I personally don't love this for a simple reason: In a program like a game engine, where you have 98% Safe code and 2 % unsafe code, it makes sense to warn with noise. This excerpt is from a micro controller OS kernel. There is about 80% unsafe code and 20% logging. I don't need noise to know it is potentially unsafe. Using a Box is potentially unsafe here. But when every method that could be one or two lines requires a nested unsafe block, the code gets longer and one nesting level deeper for no reason. (No, rustfmt does not leave the second unsafe aligned with the first, and it would make no sense to do so, because, in fact, it is a block.)

But this can be easily emulated with a macro, and things that can be a simple macro don't tend to get added to the language.

You can easily emulate let else with a macro. You could emulate async await with a macro. You can emulate Err(e)? with a macro. Thats not an argument seeing how powerful the macro system is.

None of those are easy, the latter two I'm pretty sure aren't even possible (assuming try block support for ?). Making a macro for unsafe!(foo()) is trivial.

No, rustfmt does not leave the second unsafe aligned with the first, and it would make no sense to do so, because, in fact, it is a block.

Read the example I gave again: it only has one set of braces. And this would need both language and rustfmt support.

Going off on a tangent here with a fleeting thought: maybe it should be the module that is declared unsafe, since that is the boundary at which safety can be encapsulated (via field/method visibility)?

Scope of the unsafe block is a balance between false positives and false negatives — you don't want too much safe or unrelated code in the unsafe block, because it distracts from the important things to review. But you also don't want to miss code or inputs that can cause unsafety, but are outside of the unsafe block.

It's a balance that may not be perfect, because theoretically there's no upper bound to how large the scope of unsafe can be. For example, when calling a non-reentrant C function (one that uses local static buffers) the invariant is that there must be no other caller of such function, which could be broken anywhere in the program or even libraries the program links to.
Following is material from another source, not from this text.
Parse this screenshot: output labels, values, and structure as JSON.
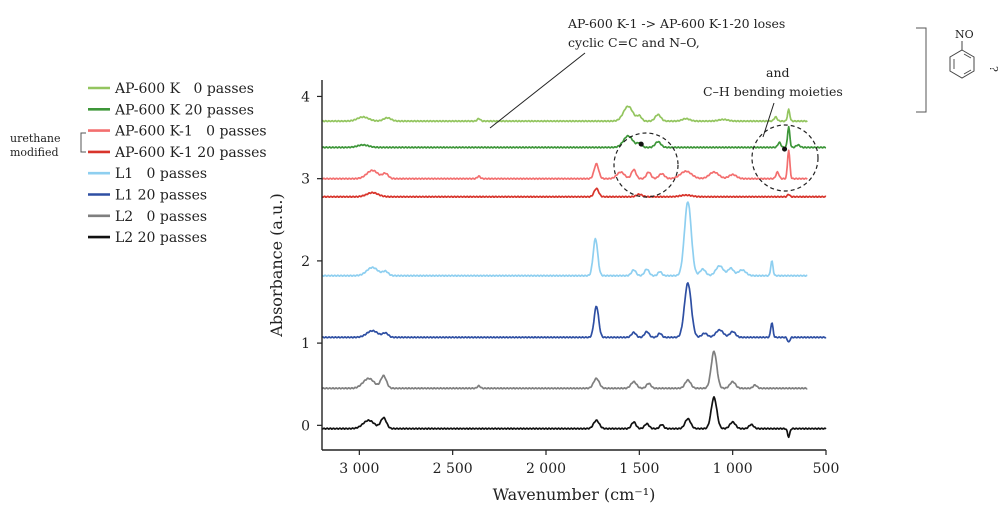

In the other extreme, when only a single function call is marked unsafe, then all of its inputs and potential prerequisites are outside of the scope of unsafe. Then it's not clear how far to review the code around it. How far do I need to track the inputs to the function? Where the invariants have been checked?

If you mark a whole module as unsafe, it may be technically correct, but it's not helpful. It moves the trade-off too much towards false positives. The role of unsafe is to help code reviews focus on the dangerous parts. When a whole module is marked unsafe, then this focus is lost, and you lose the advantage that safe/unsafe split has over reviewing C or C++ code.

Taking Vec.len for example. Any code in the entire module could in theory break len and cause UB. However, majority of code implementing Vec does not change that field. There's code that is unsafe for other reasons. There's plenty of code that is safe. So putting a whole-module unsafe due to the len field has a very low signal-to-noise ratio — it doesn't even highlight uses of len, and casts a doubt on code unrelated to len.

So in my experience the middle ground of large-ish blocks of unsafe {} works best.

When calling an FFI function, an unsafe block can include checks of function's arguments, so the reviewer doesn't have to search larger scope and trace where the inputs come from and where they have been checked before.

When manipulating something like Vec.len, the unsafe block can be designed so that the length is known to be correct before and after the block, and inside the block there's all manipulation and computation of the new length. If there's only unsafe vec.set_len(new_len);, then it's not clear at which point vec.len became outdated, and where the code that must be panic-safe starts.